It is absolutely possible (and sometimes extremely useful) to run several back-end for different purposes. Nevertheless, he opens several cans of worms, depending on what rigor your system expects, who is on your team, etc.:
- State. You want session state to be shared across application servers. The easiest way to do this is to save the external state of the session within the framework of agnostic. I would suggest JSON objects in a key / value store, and you are likely to benefit from a JSON scheme.
- Domains / routing. You need your login cookie to be accessible for both application servers, which means either a single domain routed by Apache / Nginx or separate subdomains routed through DNS. I would suggest separate subdomains for the following reason.
- WebSockets I may be out of date, but as far as I know, neither Apache nor Nginx support website proxying, which means that if you want to use this, you will sacrifice the flexibility of using the http server as a proxy application and instead expose Node directly through the subdomain.
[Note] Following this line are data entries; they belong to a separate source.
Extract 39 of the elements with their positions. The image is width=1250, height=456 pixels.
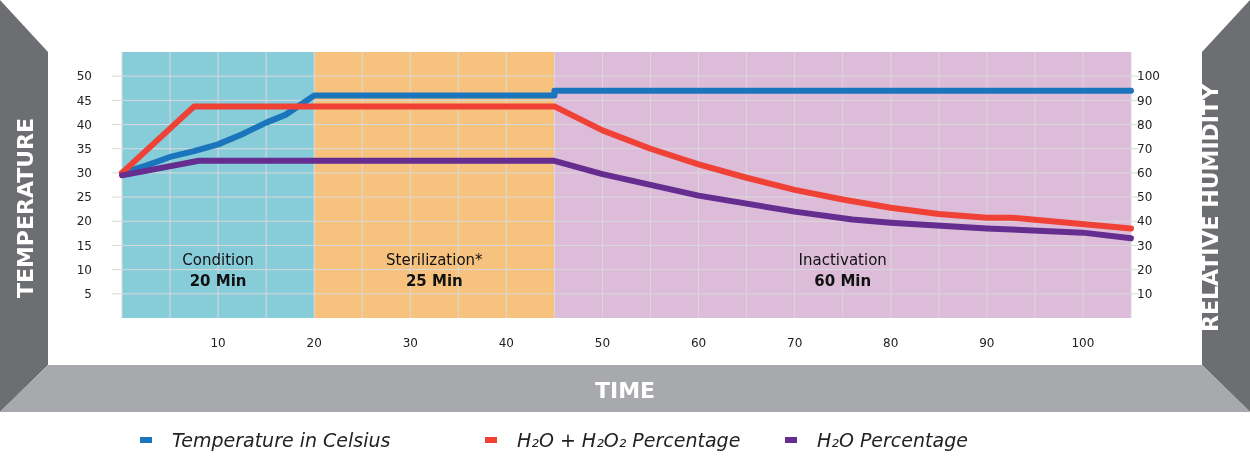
x-tick-label: 30 (402, 336, 418, 350)
band-label: Inactivation 60 Min (798, 251, 887, 290)
x-tick-label: 10 (210, 336, 226, 350)
y-tick-label: 5 (84, 287, 92, 302)
legend-label: H₂O + H₂O₂ Percentage (517, 428, 741, 451)
x-tick-label: 80 (883, 336, 899, 350)
y2-axis-title: RELATIVE HUMIDITY (1198, 82, 1223, 332)
x-tick-label: 50 (594, 336, 611, 350)
band-label: Condition 20 Min (182, 251, 254, 290)
y2-tick-label: 80 (1137, 117, 1153, 132)
y-axis-title: TEMPERATURE (13, 117, 38, 299)
legend-label: H₂O Percentage (817, 428, 968, 451)
x-tick-label: 40 (498, 336, 515, 350)
y2-tick-label: 100 (1137, 69, 1160, 84)
y-tick-label: 50 (76, 69, 92, 84)
y2-tick-label: 10 (1137, 287, 1153, 302)
x-tick-label: 60 (690, 336, 707, 350)
y-tick-label: 35 (76, 141, 92, 156)
x-tick-label: 70 (787, 336, 803, 350)
x-tick-label: 100 (1071, 336, 1095, 350)
x-axis-title: TIME (594, 378, 656, 403)
y-tick-label: 10 (76, 262, 92, 277)
y2-tick-label: 60 (1137, 166, 1153, 181)
y-tick-label: 15 (76, 238, 92, 253)
y2-tick-label: 20 (1137, 262, 1153, 277)
legend-label: Temperature in Celsius (172, 428, 391, 451)
y2-tick-label: 40 (1137, 214, 1153, 229)
band-label: Sterilization* 25 Min (386, 251, 484, 290)
x-tick-label: 90 (979, 336, 995, 350)
y2-tick-label: 70 (1137, 141, 1153, 156)
x-tick-label: 20 (306, 336, 322, 350)
y-tick-label: 25 (76, 190, 92, 205)
y-tick-label: 20 (76, 214, 92, 229)
y-tick-label: 40 (76, 117, 92, 132)
y2-tick-label: 30 (1137, 238, 1153, 253)
y-tick-label: 30 (76, 166, 92, 181)
y2-tick-label: 50 (1137, 190, 1153, 205)
y-tick-label: 45 (76, 93, 92, 108)
y2-tick-label: 90 (1137, 93, 1153, 108)
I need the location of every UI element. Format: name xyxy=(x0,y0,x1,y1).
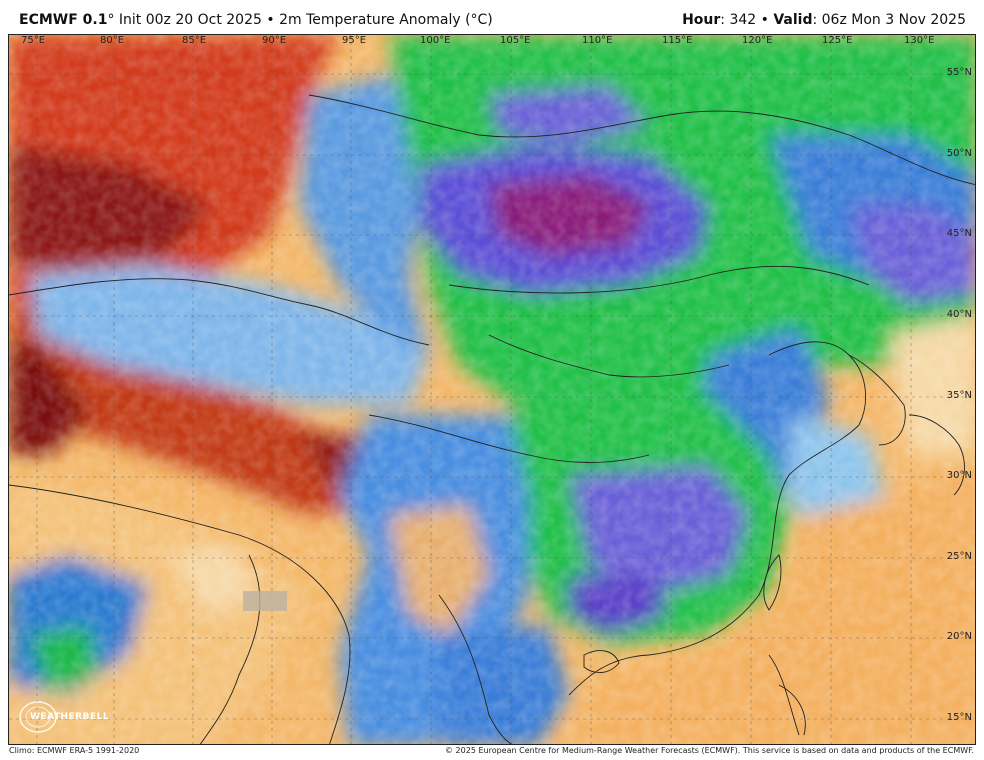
hour-value: : 342 xyxy=(720,12,757,28)
map-svg xyxy=(9,35,975,744)
blurred-marker xyxy=(243,591,287,611)
copyright-footnote: © 2025 European Centre for Medium-Range … xyxy=(445,746,974,755)
lon-label-80: 80°E xyxy=(100,35,125,46)
map-header: ECMWF 0.1° Init 00z 20 Oct 2025 • 2m Tem… xyxy=(0,0,984,34)
valid-value: : 06z Mon 3 Nov 2025 xyxy=(812,12,966,28)
init-time: Init 00z 20 Oct 2025 xyxy=(118,12,262,28)
lon-label-85: 85°E xyxy=(182,35,207,46)
lat-label-50: 50°N xyxy=(946,148,972,159)
lon-label-100: 100°E xyxy=(420,35,451,46)
map-title: ECMWF 0.1° Init 00z 20 Oct 2025 • 2m Tem… xyxy=(19,12,493,28)
lon-label-115: 115°E xyxy=(662,35,693,46)
climo-footnote: Climo: ECMWF ERA-5 1991-2020 xyxy=(9,746,140,755)
separator-bullet-2: • xyxy=(760,12,769,28)
separator-bullet: • xyxy=(266,12,275,28)
lon-label-75: 75°E xyxy=(21,35,46,46)
temperature-anomaly-map xyxy=(8,34,976,745)
lat-label-45: 45°N xyxy=(946,228,972,239)
lon-label-110: 110°E xyxy=(582,35,613,46)
logo-text: WEATHERBELL xyxy=(30,712,110,722)
model-name: ECMWF 0.1 xyxy=(19,12,108,28)
lat-label-40: 40°N xyxy=(946,309,972,320)
lon-label-95: 95°E xyxy=(342,35,367,46)
lat-label-20: 20°N xyxy=(946,631,972,642)
lon-label-120: 120°E xyxy=(742,35,773,46)
lat-label-55: 55°N xyxy=(946,67,972,78)
borders xyxy=(9,94,975,744)
lat-label-25: 25°N xyxy=(946,551,972,562)
lon-label-105: 105°E xyxy=(500,35,531,46)
weatherbell-logo-icon xyxy=(19,701,57,733)
map-valid-time: Hour: 342 • Valid: 06z Mon 3 Nov 2025 xyxy=(682,12,966,28)
field-texture xyxy=(9,35,975,744)
lat-label-30: 30°N xyxy=(946,470,972,481)
lat-label-35: 35°N xyxy=(946,390,972,401)
lat-label-15: 15°N xyxy=(946,712,972,723)
valid-label: Valid xyxy=(773,12,813,28)
lon-label-90: 90°E xyxy=(262,35,287,46)
graticule xyxy=(9,35,975,744)
degree-symbol: ° xyxy=(107,12,115,28)
lon-label-125: 125°E xyxy=(822,35,853,46)
hour-label: Hour xyxy=(682,12,721,28)
variable-name: 2m Temperature Anomaly (°C) xyxy=(279,12,493,28)
lon-label-130: 130°E xyxy=(904,35,935,46)
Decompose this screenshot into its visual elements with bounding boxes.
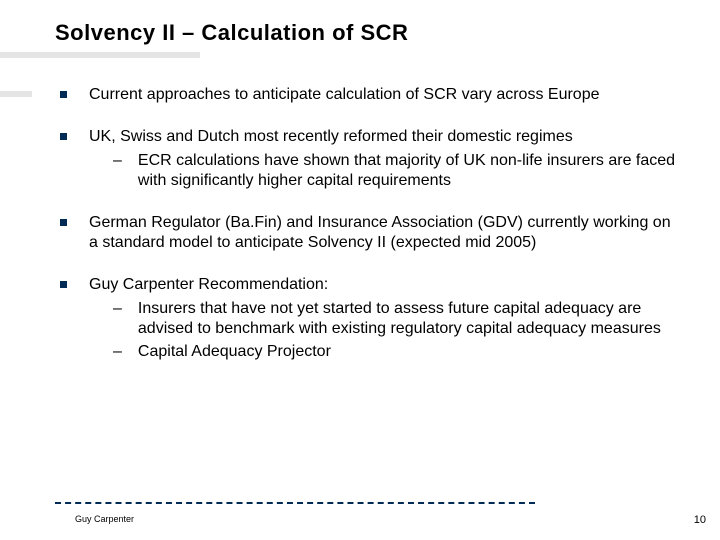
sub-bullet-text: Insurers that have not yet started to as…: [138, 299, 680, 339]
dash-icon: –: [113, 299, 122, 319]
sub-bullet-item: –Capital Adequacy Projector: [89, 342, 680, 362]
content-area: Current approaches to anticipate calcula…: [60, 85, 680, 384]
title-region: Solvency II – Calculation of SCR: [55, 20, 690, 46]
bullet-body: Current approaches to anticipate calcula…: [89, 85, 680, 105]
bullet-square-icon: [60, 219, 67, 226]
sub-bullet-list: –Insurers that have not yet started to a…: [89, 299, 680, 362]
dash-icon: –: [113, 342, 122, 362]
bullet-text: Current approaches to anticipate calcula…: [89, 85, 680, 105]
slide-title: Solvency II – Calculation of SCR: [55, 20, 690, 46]
sub-bullet-item: –ECR calculations have shown that majori…: [89, 151, 680, 191]
bullet-item: Guy Carpenter Recommendation: –Insurers t…: [60, 275, 680, 362]
page-number: 10: [694, 514, 706, 526]
left-accent-bar: [0, 91, 32, 97]
sub-bullet-list: –ECR calculations have shown that majori…: [89, 151, 680, 191]
bullet-body: UK, Swiss and Dutch most recently reform…: [89, 127, 680, 191]
title-underline: [0, 52, 200, 58]
footer-author: Guy Carpenter: [75, 514, 134, 524]
bullet-body: German Regulator (Ba.Fin) and Insurance …: [89, 213, 680, 253]
bullet-item: Current approaches to anticipate calcula…: [60, 85, 680, 105]
sub-bullet-text: Capital Adequacy Projector: [138, 342, 680, 362]
sub-bullet-text: ECR calculations have shown that majorit…: [138, 151, 680, 191]
footer-divider: [55, 502, 535, 504]
bullet-text: Guy Carpenter Recommendation:: [89, 275, 680, 295]
sub-bullet-item: –Insurers that have not yet started to a…: [89, 299, 680, 339]
bullet-text: UK, Swiss and Dutch most recently reform…: [89, 127, 680, 147]
dash-icon: –: [113, 151, 122, 171]
bullet-square-icon: [60, 133, 67, 140]
bullet-item: UK, Swiss and Dutch most recently reform…: [60, 127, 680, 191]
bullet-square-icon: [60, 91, 67, 98]
bullet-item: German Regulator (Ba.Fin) and Insurance …: [60, 213, 680, 253]
bullet-text: German Regulator (Ba.Fin) and Insurance …: [89, 213, 680, 253]
bullet-body: Guy Carpenter Recommendation: –Insurers t…: [89, 275, 680, 362]
bullet-square-icon: [60, 281, 67, 288]
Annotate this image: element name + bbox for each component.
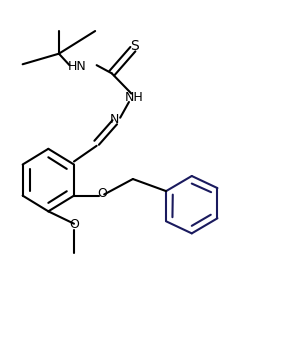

- Not specified requirements. Functions such as monitoring, logging, error reporting, system builds, testing, continuous integration / deployment, documentation, etc. Must be expanded to support a new type of component.
- Skills. You will have to pay on time or money for the skill sets needed to manage a more complex application architecture.
So, my advice would be to think carefully if you need it. It can be a lot of time and thought.
Update . In fact, there are companies specializing in adding real-time existing sites. I will not give any names, but if you are looking for βreal-timeβ in the market for platform hosting applications (such as Heroku), you will find them.